Turkey’s work has been exhibited extensively throughout Australia and overseas. Turkey was an artist in residence at Flinders University in 1979 and featured in the documentary ‘Market of Dreams‘. Others shows include 1977 Nigerian Festival, Lagos, Nigeria; 1981 ‘Mr Sandman Bring Me a Dream,‘ touring exhibition; 1982 Brisbane Festival; 1985 National Gallery of Victoria, Melbourne; 1985 Royal Melbourne Institute of Technology, Melbourne; 1985 Art Gallery of South Australia; 1988 Expo ’88, Brisbane; 1988 Asia Society Galleries, New York, USA; 1990 National Gallery of Modern Art , Rome; 1991 National Gallery of Australia, Canberra; 1991 Auckland City Art Gallery, New Zealand; 1993 Kunstsammlung Nordrhein-Westfalen, Dusseldorf, Germany; 1992\3 ‘New Tracks Old Land: An Exhibition of Contemporary Prints from Aboriginal Australia’ toured the U.S.A; 1993 Hayward Gallery, London; 1993 Louisiana Museum of Modern Art, Humlebaek, Denmark; 1995 Groninger Museum, The Netherlands; 1995 Susquchanna Art Museum, Harrisburg, USA; 1997 ’Dreampower’, Adelaide. In 1997 Turkey Tolson and Joseph Jurra Tkapaltjarri traveled to Paris to create a sandpainting as part of the exhibition 'Peintres Aborigenes d'Australie' at the Establissement Public du Parc de la Grande Halle de la Villette. 1998 ‘Sztuka Aborygenow,‘ (Art of the Aborigines), Warsaw, Poland; 1999 Flinders Art Museum Flinders University, Adelaide; 1999 Embassy of Australia, Washington, USA.; 2000 ‘Genesis and Genius’ exhibition, Art Gallery of New South Wales; 2001 ‘Icons of Australian Aboriginal Art,’ Singapore; 2001 Galerie Knud Grothe, Charlottenlund, Denmark; 2001/2 ‘Recounting the Essence of Life: Art from Australia’, Kunstforum HDZ, Germany. In 2001/2 after the artist’s death earlier in the year the Art Gallery of New South Wales held a solo exhibition ‘Ngurra Kutu’ (Going Home) as a tribute to the passing of this desert master. In 2003 Turkey was included in the show ‘Big Country: Works from the Flinders University Art Museum Collection’, Flinders University City Gallery, Adelaide. Recent international exhibitions include 2001-2004 ‘Mythology and Reality: Contemporary Aboriginal Desert Art from the Gabrielle Pizzi Collection’ which toured Palazzo Bricherasio Turin, Italy; AAM Utrecht, Netherlands; Jerusalem Centre for the Performing Arts, Israel; SH Ervin Gallery, Sydney; Heide Museum of Modern Art, Melbourne, Australia.

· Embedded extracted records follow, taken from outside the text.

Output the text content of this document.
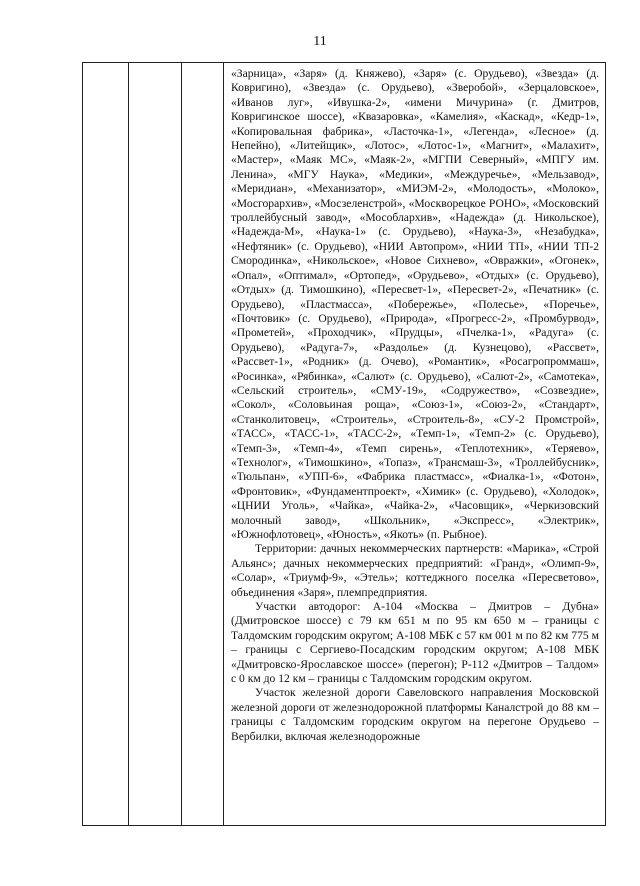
11

«Зарница», «Заря» (д. Княжево), «Заря» (с. Орудьево), «Звезда» (д. Ковригино), «Звезда» (с. Орудьево), «Зверобой», «Зерцаловское», «Иванов луг», «Ивушка-2», «имени Мичурина» (г. Дмитров, Ковригинское шоссе), «Квазаровка», «Камелия», «Каскад», «Кедр-1», «Копировальная фабрика», «Ласточка-1», «Легенда», «Лесное» (д. Непейно), «Литейщик», «Лотос», «Лотос-1», «Магнит», «Малахит», «Мастер», «Маяк МС», «Маяк-2», «МГПИ Северный», «МПГУ им. Ленина», «МГУ Наука», «Медики», «Междуречье», «Мельзавод», «Меридиан», «Механизатор», «МИЭМ-2», «Молодость», «Молоко», «Мосгорархив», «Мосзеленстрой», «Москворецкое РОНО», «Московский троллейбусный завод», «Мособлархив», «Надежда» (д. Никольское), «Надежда-М», «Наука-1» (с. Орудьево), «Наука-3», «Незабудка», «Нефтяник» (с. Орудьево), «НИИ Автопром», «НИИ ТП», «НИИ ТП-2 Смородинка», «Никольское», «Новое Сихнево», «Овражки», «Огонек», «Опал», «Оптимал», «Ортопед», «Орудьево», «Отдых» (с. Орудьево), «Отдых» (д. Тимошкино), «Пересвет-1», «Пересвет-2», «Печатник» (с. Орудьево), «Пластмасса», «Побережье», «Полесье», «Поречье», «Почтовик» (с. Орудьево), «Природа», «Прогресс-2», «Промбурвод», «Прометей», «Проходчик», «Прудцы», «Пчелка-1», «Радуга» (с. Орудьево), «Радуга-7», «Раздолье» (д. Кузнецово), «Рассвет», «Рассвет-1», «Родник» (д. Очево), «Романтик», «Росагропроммаш», «Росинка», «Рябинка», «Салют» (с. Орудьево), «Салют-2», «Самотека», «Сельский строитель», «СМУ-19», «Содружество», «Созвездие», «Сокол», «Соловьиная роща», «Союз-1», «Союз-2», «Стандарт», «Станколитовец», «Строитель», «Строитель-8», «СУ-2 Промстрой», «ТАСС», «ТАСС-1», «ТАСС-2», «Темп-1», «Темп-2» (с. Орудьево), «Темп-3», «Темп-4», «Темп сирень», «Теплотехник», «Теряево», «Технолог», «Тимошкино», «Топаз», «Трансмаш-3», «Троллейбусник», «Тюльпан», «УПП-6», «Фабрика пластмасс», «Фиалка-1», «Фотон», «Фронтовик», «Фундаментпроект», «Химик» (с. Орудьево), «Холодок», «ЦНИИ Уголь», «Чайка», «Чайка-2», «Часовщик», «Черкизовский молочный завод», «Школьник», «Экспресс», «Электрик», «Южнофлотовец», «Юность», «Якоть» (п. Рыбное).

Территории: дачных некоммерческих партнерств: «Марика», «Строй Альянс»; дачных некоммерческих предприятий: «Гранд», «Олимп-9», «Солар», «Триумф-9», «Этель»; коттеджного поселка «Пересветово», объединения «Заря», племпредприятия.

Участки автодорог: А-104 «Москва – Дмитров – Дубна» (Дмитровское шоссе) с 79 км 651 м по 95 км 650 м – границы с Талдомским городским округом; А-108 МБК с 57 км 001 м по 82 км 775 м – границы с Сергиево-Посадским городским округом; А-108 МБК «Дмитровско-Ярославское шоссе» (перегон); Р-112 «Дмитров – Талдом» с 0 км до 12 км – границы с Талдомским городским округом.

Участок железной дороги Савеловского направления Московской железной дороги от железнодорожной платформы Каналстрой до 88 км – границы с Талдомским городским округом на перегоне Орудьево – Вербилки, включая железнодорожные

Turkey is represented in all major Australian collections and many overseas, including: National Gallery of Australia, Canberra; National Museum of Australia, Canberra; National Gallery of Victoria, Melbourne; Art Gallery of South Australia, Adelaide; Queensland Art Gallery, Brisbane; South Australian Museum, Adelaide; Art Gallery of Western Australia, Perth; Berndt Museum of Anthropology, University of Western Australia, Perth; Flinders University Art Museum, Adelaide; Papunya Tula Artists; Westpac Gallery, Melbourne; Artbank; National Gallery of Ethnology, Osaka, Japan; Hudson River Museum, New York, USA; Robert Holmes a' Court Collection; The Kelton Foundation Santa Monica, USA.

Turkey Tolson passed away in 2001 and will be remembered for the enormous contribution he made to Aboriginal art in Australia as one of the founding desert masters.